En el juicio de Jesús hay un efecto teatral sorprendente: el Gran Inquisidor interroga, responde, acusa; Jesús calla. No es tragedia, no es drama: es montaje teatral, una escena cargada con la retórica desbordante del cardenal; en una película podría ser una acumulación abigarrada de escenas de la vida humana en distintas épocas. El efecto clave de esta representación es el silencio de Jesús. No dice nada ni lo intenta ni tiene la oportunidad de hacerlo: la retórica del cardenal lo llena todo. ¿Qué significa esto?
En las tentaciones, Jesús respondió con escuetas palabras de las Escrituras. Ante el Sanedrín y ante Pilato, respondió cuando debía, luego guardó silencio. En la cruz no habló más con sus acusadores. Habló con su Padre, con sus amigos, dijo palabras de perdón. ¿Qué misterio encierra este silencio de Jesús?
Es el misterio de la aventura de nuestra libertad. Del silencio de Jesús, del beso que da al inquisidor, brota el manantial de significados de la leyenda, que continúa así.

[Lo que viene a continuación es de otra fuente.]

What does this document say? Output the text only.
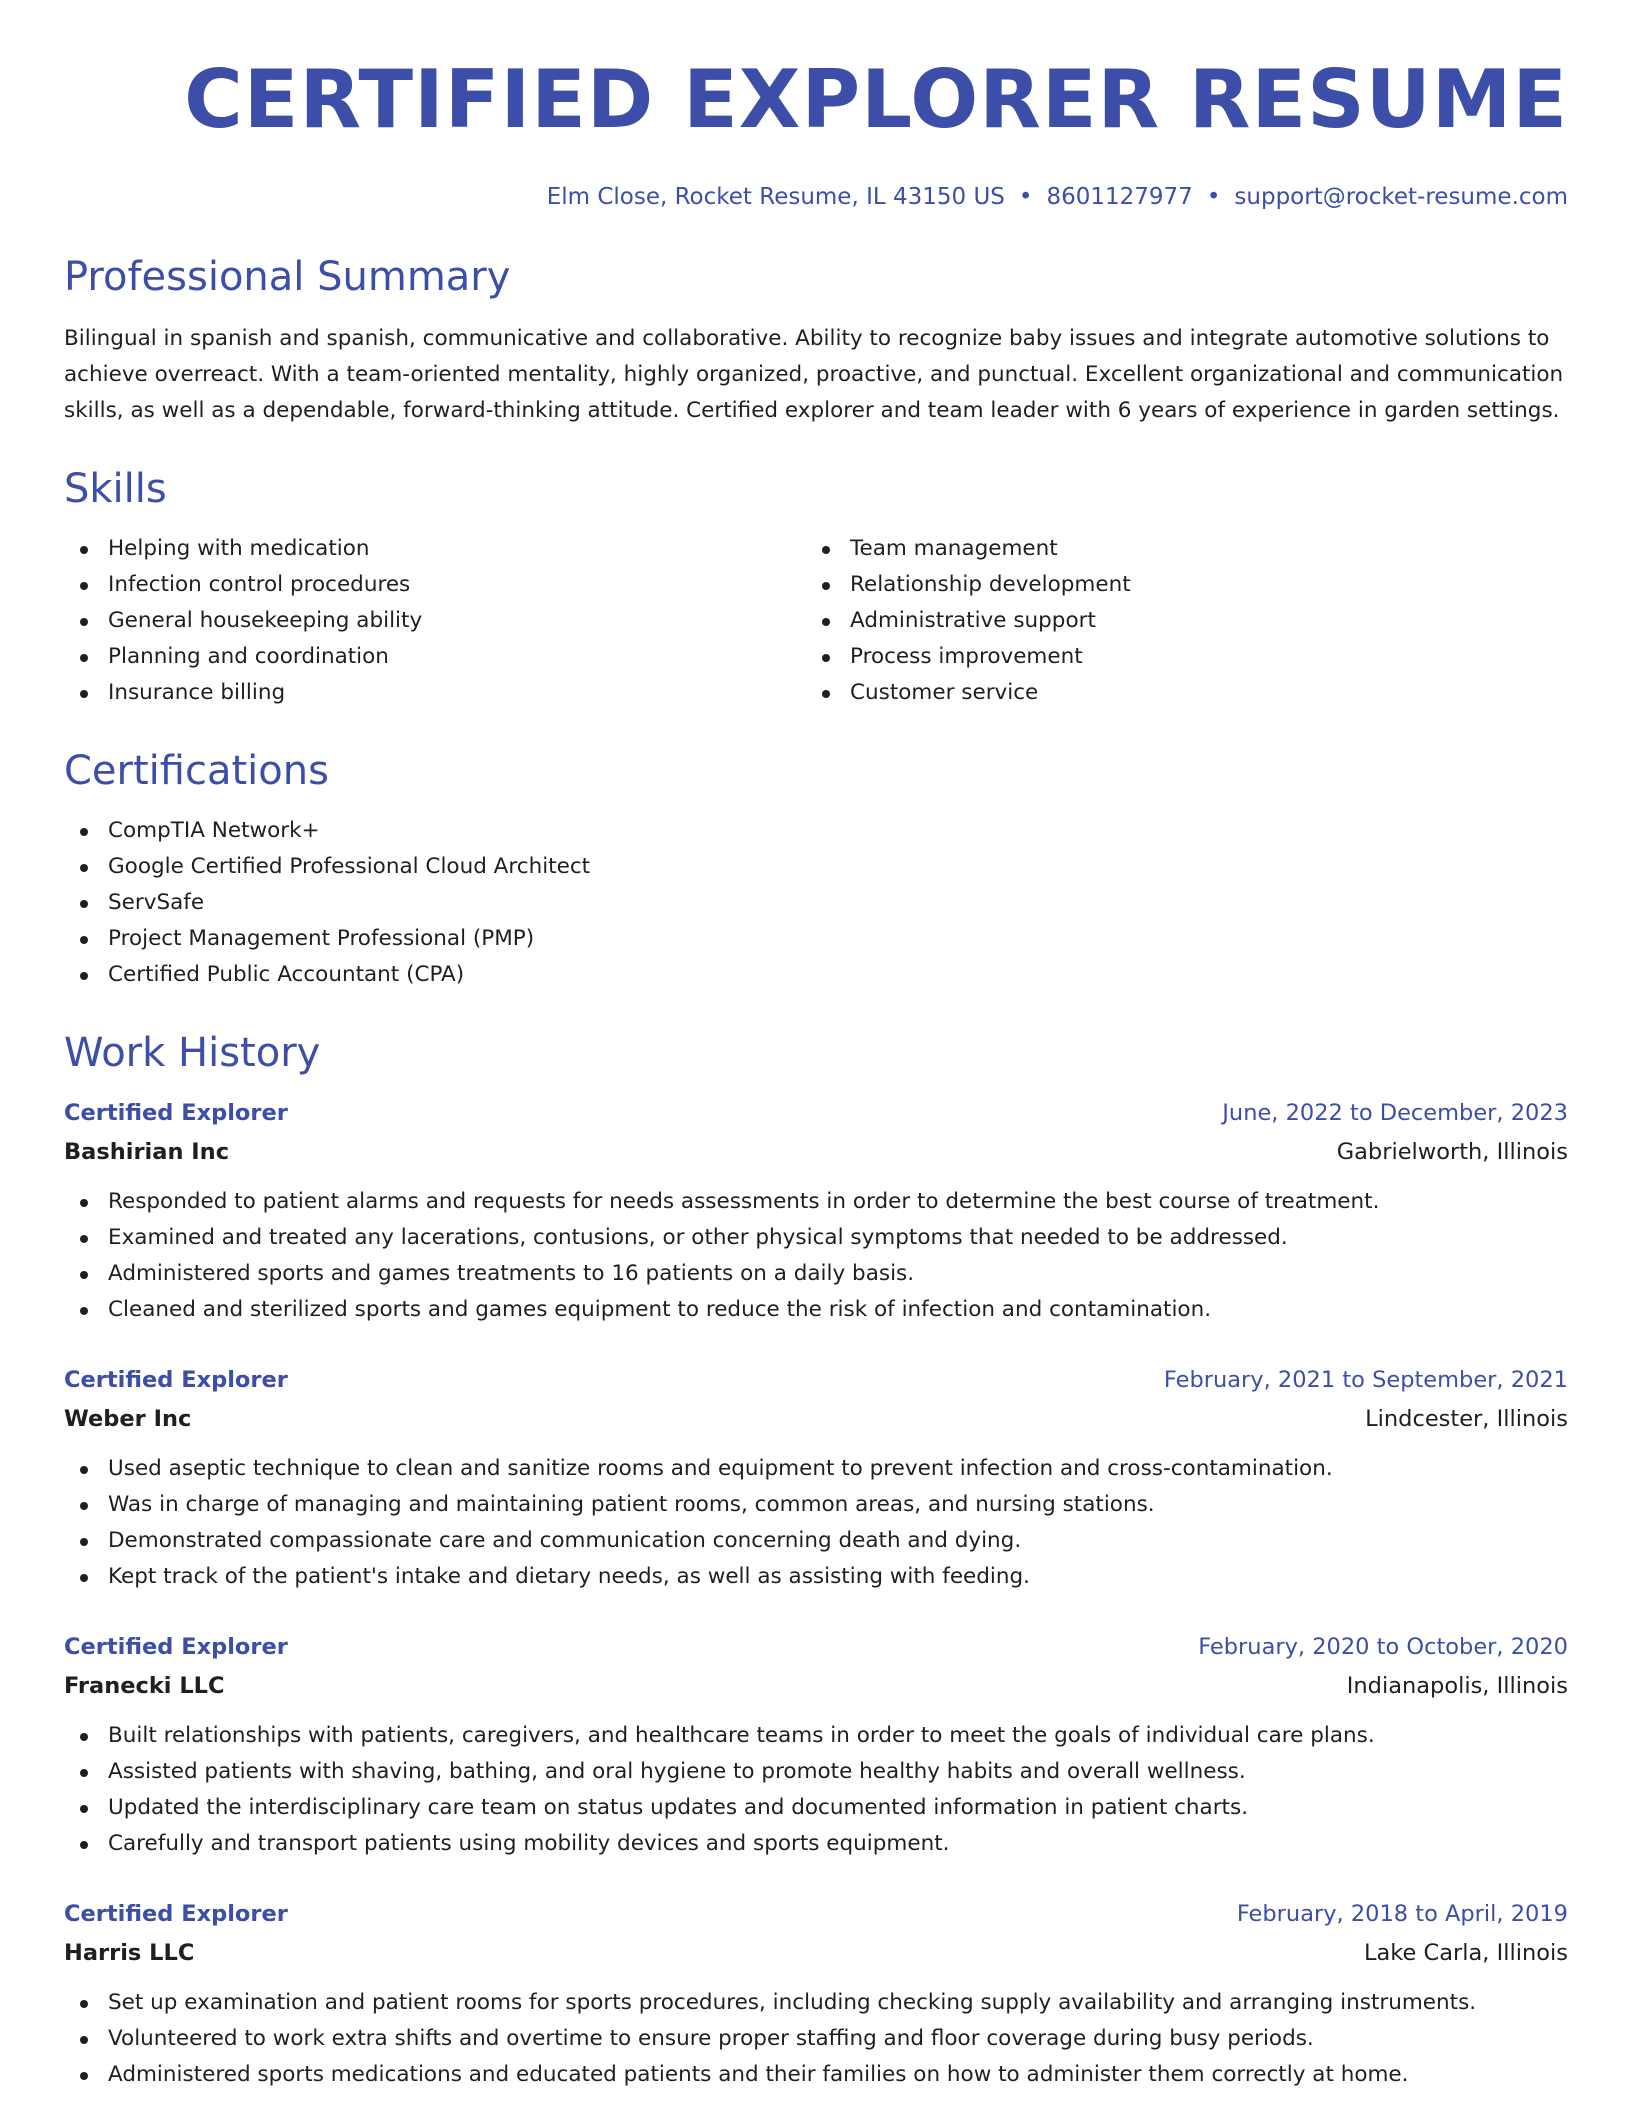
CERTIFIED EXPLORER RESUME
Elm Close, Rocket Resume, IL 43150 US • 8601127977 • support@rocket-resume.com
Professional Summary

Bilingual in spanish and spanish, communicative and collaborative. Ability to recognize baby issues and integrate automotive solutions to achieve overreact. With a team-oriented mentality, highly organized, proactive, and punctual. Excellent organizational and communication skills, as well as a dependable, forward-thinking attitude. Certified explorer and team leader with 6 years of experience in garden settings.

Skills
Helping with medication
Infection control procedures
General housekeeping ability
Planning and coordination
Insurance billing
Team management
Relationship development
Administrative support
Process improvement
Customer service
Certifications
CompTIA Network+
Google Certified Professional Cloud Architect
ServSafe
Project Management Professional (PMP)
Certified Public Accountant (CPA)
Work History
Certified Explorer	June, 2022 to December, 2023
Bashirian Inc	Gabrielworth, Illinois
Responded to patient alarms and requests for needs assessments in order to determine the best course of treatment.
Examined and treated any lacerations, contusions, or other physical symptoms that needed to be addressed.
Administered sports and games treatments to 16 patients on a daily basis.
Cleaned and sterilized sports and games equipment to reduce the risk of infection and contamination.
Certified Explorer	February, 2021 to September, 2021
Weber Inc	Lindcester, Illinois
Used aseptic technique to clean and sanitize rooms and equipment to prevent infection and cross-contamination.
Was in charge of managing and maintaining patient rooms, common areas, and nursing stations.
Demonstrated compassionate care and communication concerning death and dying.
Kept track of the patient's intake and dietary needs, as well as assisting with feeding.
Certified Explorer	February, 2020 to October, 2020
Franecki LLC	Indianapolis, Illinois
Built relationships with patients, caregivers, and healthcare teams in order to meet the goals of individual care plans.
Assisted patients with shaving, bathing, and oral hygiene to promote healthy habits and overall wellness.
Updated the interdisciplinary care team on status updates and documented information in patient charts.
Carefully and transport patients using mobility devices and sports equipment.
Certified Explorer	February, 2018 to April, 2019
Harris LLC	Lake Carla, Illinois
Set up examination and patient rooms for sports procedures, including checking supply availability and arranging instruments.
Volunteered to work extra shifts and overtime to ensure proper staffing and floor coverage during busy periods.
Administered sports medications and educated patients and their families on how to administer them correctly at home.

—¿Cómo termina tu poema?—preguntó Aliocha con la cabeza baja—. ¿O acaso ya no ocurre nada más?
—Sí que ocurre. He aquí el final que me proponía darle. El inquisidor se calla y espera un instante la respuesta del preso. Éste guarda silencio, un silencio que pesa en el inquisidor. El cautivo le ha escuchado con el evidente propósito de no responderle, sin apartar de él sus ojos penetrantes y tranquilos. El viejo habría preferido que él dijera algo, aunque sólo fueran algunas palabras amargas y terribles. De pronto, el preso se acerca en silencio al nonagenario y le da un beso en los labios exangües. Ésta es su respuesta. El viejo se estremece, mueve los labios sin pronunciar palabra. Luego se dirige a la puerta, la abre y dice: ¡Vete y no vuelvas nunca, nunca! Y lo deja salir a la ciudad en tinieblas. El preso se marcha.